Hoe verzin je het?

Een cursus exploratief en probleemoplossend denken voor (toekomstige) ontwerpers en onderzoekers.

Avond 1

Probleemoplossend en exploratief denken.

Oefening probleemoplossend (analytisch) denken: Cijfers kunnen worden weergegeven door middel van een 7-segment code, bekend van digitale uurwerken. De opdracht is nu om na te gaan of er een of meer volgorde(n) van de cijfers 0 t/m 9 zijn, zodanig dat er bij de overgang van een cijfer naar het daarop volgende alleen maar segmenten bijkomen of afgaan, maar niet beide.

Oefening exploratief denken: Stel je zou één keer een blik in de toekomst kunnen werpen. Welk toekomstig tijdstip zou je willen bezoeken, wat wil je daar gaan bekijken en wat zou je met die ervaring in je eigen tijd gaan doen?

Avond 2

Wat, waarom, waartoe

De deelnemers krijgen telkens een vraag voorgeschoteld waarbij ze een aantal antwoorden moeten bedenken en op papier zetten. Na enige tijd krijgen ze een nieuwe vraag voorgeschoteld die betrekking heeft op het onderwerp van de vorige vraag. Dat herhaalt zich een paar maal. Dat er vervolgvragen worden gesteld wordt van tevoren niet aangekondigd. Doel is te laten zien dat er achter elk antwoord weer nieuwe vragen zitten.

1. Wat moet er volgens jou gebeuren met betrekking tot het milieu?
Probeer zoveel mogelijk antwoorden op papier te zetten.
2. Waarom moeten de dingen die je hebt opgeschreven gebeuren?
Probeer voor elk van de punten van het eerste lijstje aan te geven wat de reden ervoor is.
3. Waartoe moeten ze gebeuren?
Probeer te bedenken wat de achterliggende gedachten zijn achter de lijstjes die je hebt opgesteld.

Baksteenmarketing

Probeer de omzet van een steenbakkerij op te vijzelen. Bedenk daarvoor nieuwe toepassingen van baksteen. Doe dat in een aantal fasen:

Brainstormen.
Laat iedereen in zo hoog mogelijk tempo ideeën aandragen die alleen worden opgeschreven, niet geanalyseerd of becritiseerd.
Probleemanalyse.
Probeer nu eerst zoveel mogelijk relevante vragen te bedenken (wat is baksteen? wat zijn de fysische eigenschappen? etc.) en kijk dan of de antwoorden daarop nog iets nieuws opleveren.

Avond 3

Socratische dialoog

A. Lees een passage uit een dialoog van Plato (deel van de “Meno”).

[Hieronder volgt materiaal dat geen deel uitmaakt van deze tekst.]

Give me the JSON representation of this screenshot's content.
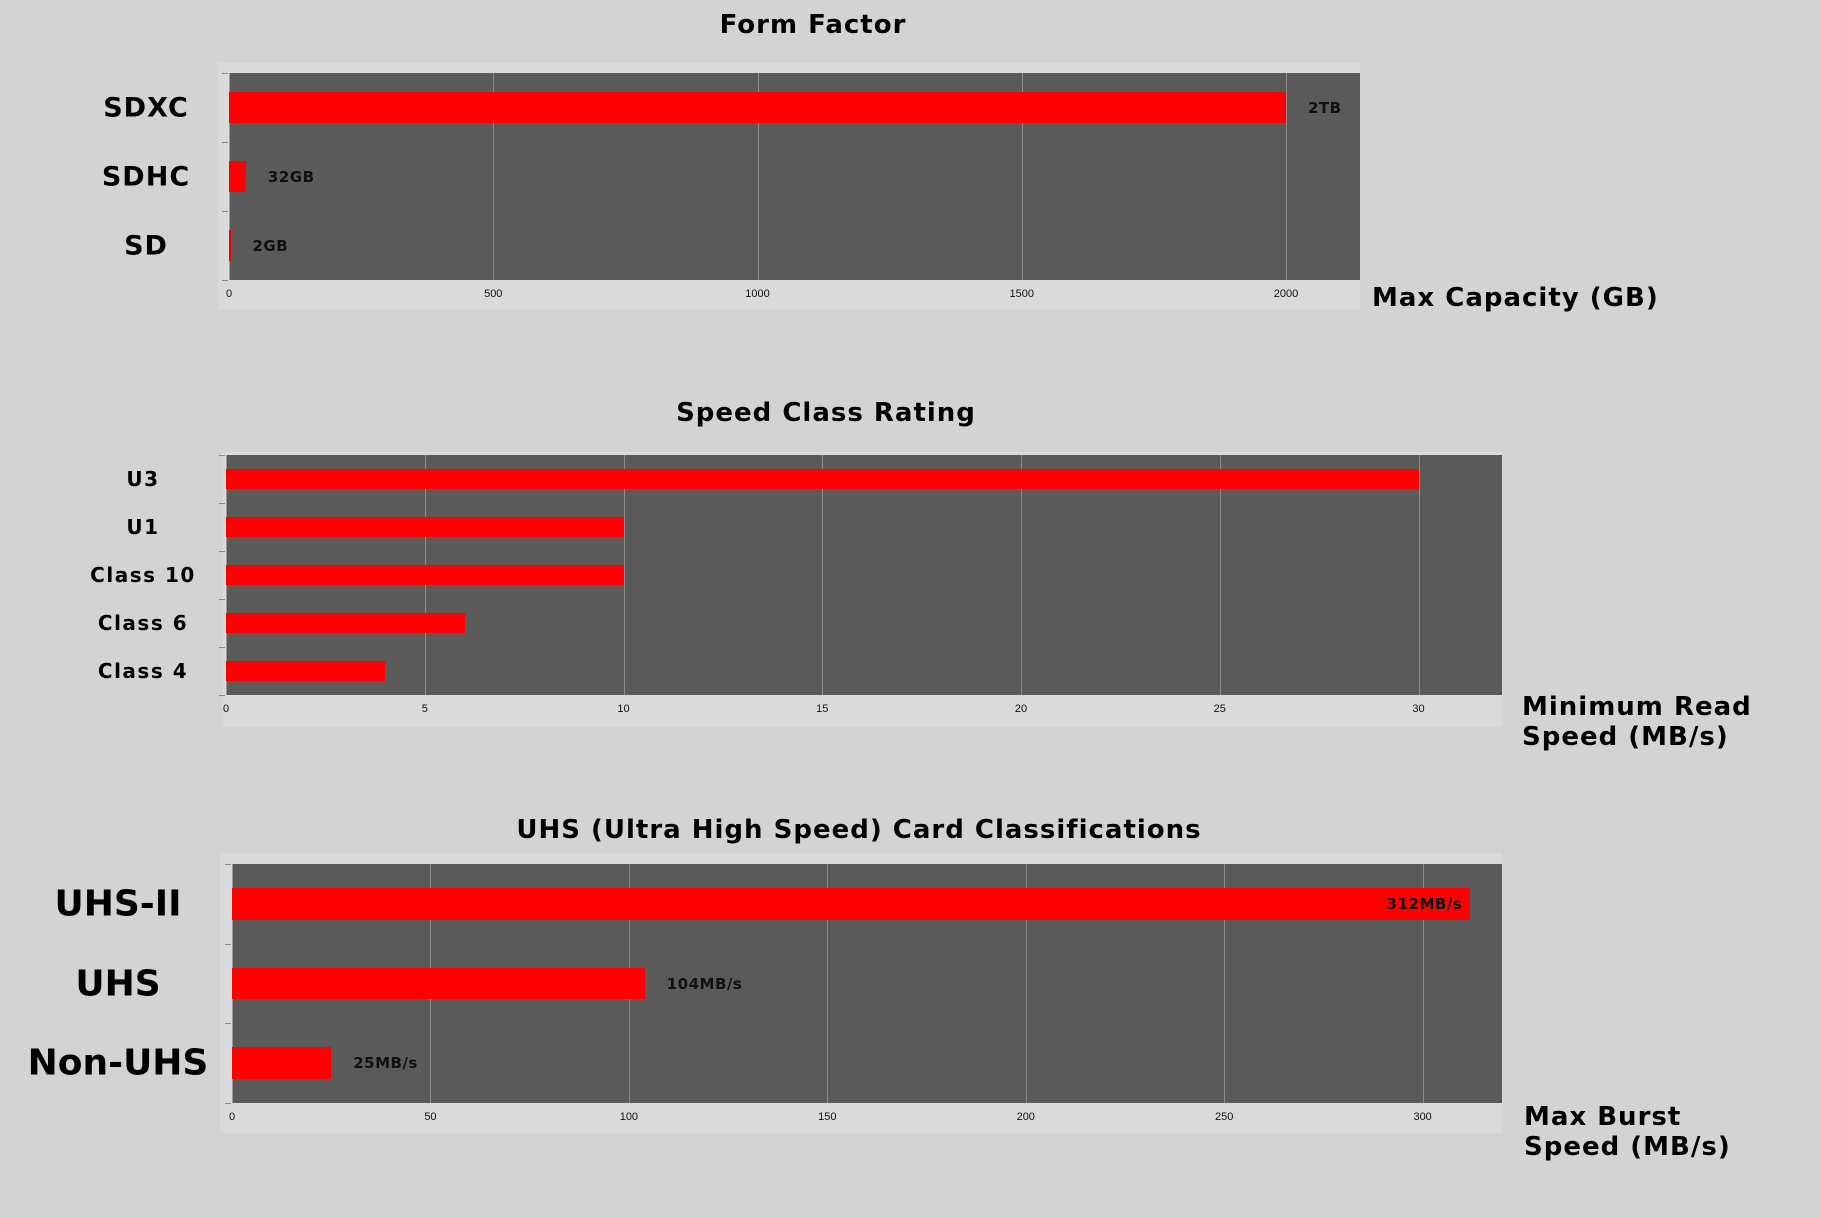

B. Kies een onderwerp (“zal de welvaart alleen nog maar toenemen?”, “hoe lossen we het vervoersprobleem op?”, “wat moeten we met het vluchtelingenprobleem?”, etc.) en probeer daarbij vragen te bedenken. Bedenk voor iedere vraag en het eventueel daarbij behorende antwoord een nieuwe vraag. Stop af en toe om je af te vragen waar de vragen toe leiden en of je niet een andere weg in moet slaan (meta-vragen).

De belangrijkste vraag hierbij is telkens: “Wat is de vraag?” en niet: “Wat is het antwoord?”.

Avond 4 t/m 9.

Creativiteit en gedachtenexperimenten.